How does receptor-mediated endocytosis work? Specific molecules (insulin, hormones, LDL) attach to a receptor on the plasma membrane before beingenclosed in a protein coated vesicle. This vesicle then binds with a lysosome and the receptors return to the plasma membrane.
What specific type of transport do viruses and toxins sometimes use to enter cells? Receptor-mediated endocytosis.
What are the two sub units of ribosomes? protein and ribosomal RNA
Where do the proteins produced by a free ribosome go verses a bound ribosome? Proteins produced by free ribosomes are used in the cytoplasm (aka cytosol) while bound ribosomes make proteins for the cell membrane or for export.
What is translation? The process of making a protein according to the instructions of an mRNA.
What does the sER do? Involved in the production of lipids and steroids, lipid metabolism and drug detoxification.
What are cisternae? envelopes, in context of the ER and Golgi apparatus.
What is the Golgi apparatus and what does it do? It's a stack of 3-10 cisternae, which have a cis (convex) and trans (concave) face. It's the sorting and packaging section for the products of the rER. Secretory granules and lysosomes also arise from the Golgi apparatus.
What are cristae? The inner folded membrane in mitochondria.
What are lysosomes? Spherical, membrane-walled sacs containing digestive enzymes called acid hydrolases. Site of intracellular digestion, destroy worn out organelles and digest substances brought in by vesicles.
What are two diseases that are caused by the absence or underproduction of certain enzymes? Tay-sachs disease and Gaucher's
What are peroxisomes? A membrane-walled, enzyme containing sac. Oxidase converts free radicals to hydrogen peroxide which is then converted to oxygen and water by catalases.
What does catalase do? Breaks down poisons, such as alcohol, phenol, formaldehyde, and hydrogen peroxide (which is the product of oxidase neutralizing free radicals)
What organs contain a lot of peroxisomes? The liver and kidney
What are the 3 types of cytoskeleton? microfilaments, microtubules, and intermediate filaments
What are microtubules and where are they found? Cylindrical structures made of tubulin proteins. Microtubules radiate out from the centrosome region close to the nucleus.

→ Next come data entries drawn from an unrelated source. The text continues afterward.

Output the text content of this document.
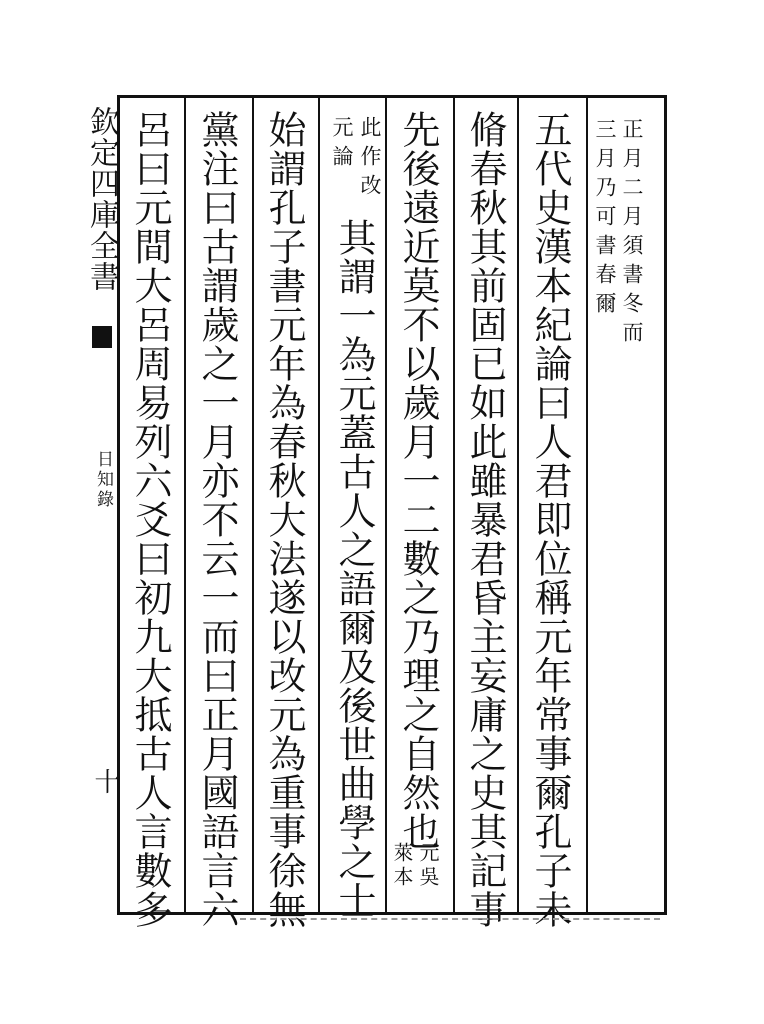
欽定四庫全書
日知錄
十
正月二月須書冬而
三月乃可書春爾
五代史漢本紀論曰人君即位稱元年常事爾孔子未
脩春秋其前固已如此雖暴君昏主妄庸之史其記事
先後遠近莫不以歲月一二數之乃理之自然也
元吳
萊本
此作改
元論
其謂一為元蓋古人之語爾及後世曲學之士
始謂孔子書元年為春秋大法遂以改元為重事徐無
黨注曰古謂歲之一月亦不云一而曰正月國語言六
呂曰元間大呂周易列六爻曰初九大抵古人言數多
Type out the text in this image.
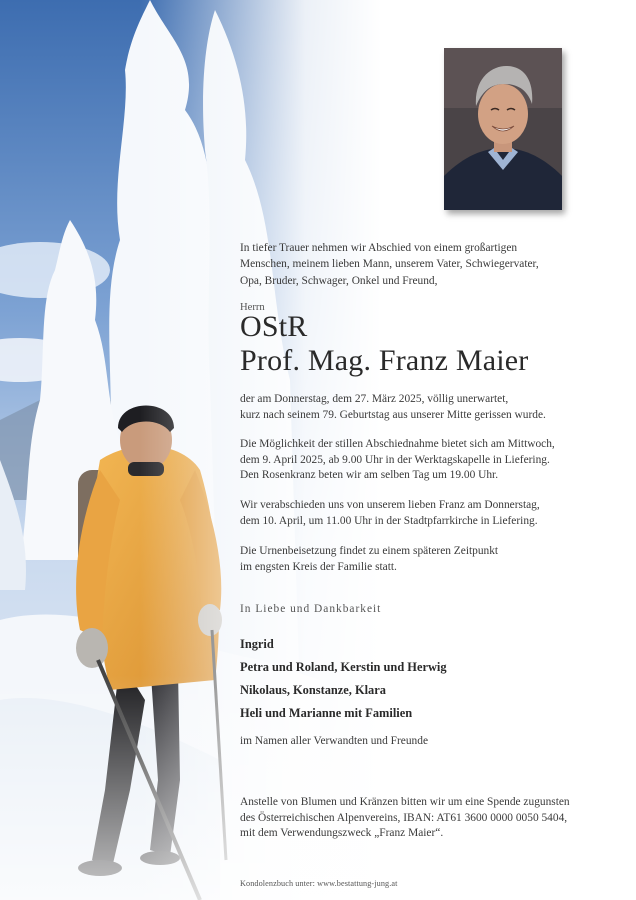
In tiefer Trauer nehmen wir Abschied von einem großartigen
Menschen, meinem lieben Mann, unserem Vater, Schwiegervater,
Opa, Bruder, Schwager, Onkel und Freund,
Herrn
OStR
Prof. Mag. Franz Maier
der am Donnerstag, dem 27. März 2025, völlig unerwartet,
kurz nach seinem 79. Geburtstag aus unserer Mitte gerissen wurde.
Die Möglichkeit der stillen Abschiednahme bietet sich am Mittwoch,
dem 9. April 2025, ab 9.00 Uhr in der Werktagskapelle in Liefering.
Den Rosenkranz beten wir am selben Tag um 19.00 Uhr.
Wir verabschieden uns von unserem lieben Franz am Donnerstag,
dem 10. April, um 11.00 Uhr in der Stadtpfarrkirche in Liefering.
Die Urnenbeisetzung findet zu einem späteren Zeitpunkt
im engsten Kreis der Familie statt.
In Liebe und Dankbarkeit
Ingrid
Petra und Roland, Kerstin und Herwig
Nikolaus, Konstanze, Klara
Heli und Marianne mit Familien
im Namen aller Verwandten und Freunde
Anstelle von Blumen und Kränzen bitten wir um eine Spende zugunsten
des Österreichischen Alpenvereins, IBAN: AT61 3600 0000 0050 5404,
mit dem Verwendungszweck „Franz Maier“.
Kondolenzbuch unter: www.bestattung-jung.at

What do microtubules do? The give the cell its shape and they organize the distribution and transport of various organelles within the cytoplasm.
What are microfilaments and what do they do? They are fine filaments of the contractile protein actin. Actin interacts with the protein myosin to generate contractile forces within the cell. It is involved with other types of cellular movements, such as amoeboid movements and extension of pseudopods
What are intermediate filaments and what do they do? They are tough, insoluble and stable protein fibers which act to resist tension placed on the cell.
What are centrosomes? A spherical structure in the cytoplasm near the nucleus. There is the matrix (an outer cloud of protein) and an inner pair of centrioles.
In centrosomes, what do the matrix proteins do? They are involved with the elongation of microtubules and mitotic spindle of microtubules radiates from it in the dividing cells.
What are centrioles? The core of centrosomes, they are paired cylindrical bodies perpendicular to each other. They are each made of nine bundles of 3 mivrotubules. They organize a microtubule network during mitosis to form the spindle and the asters.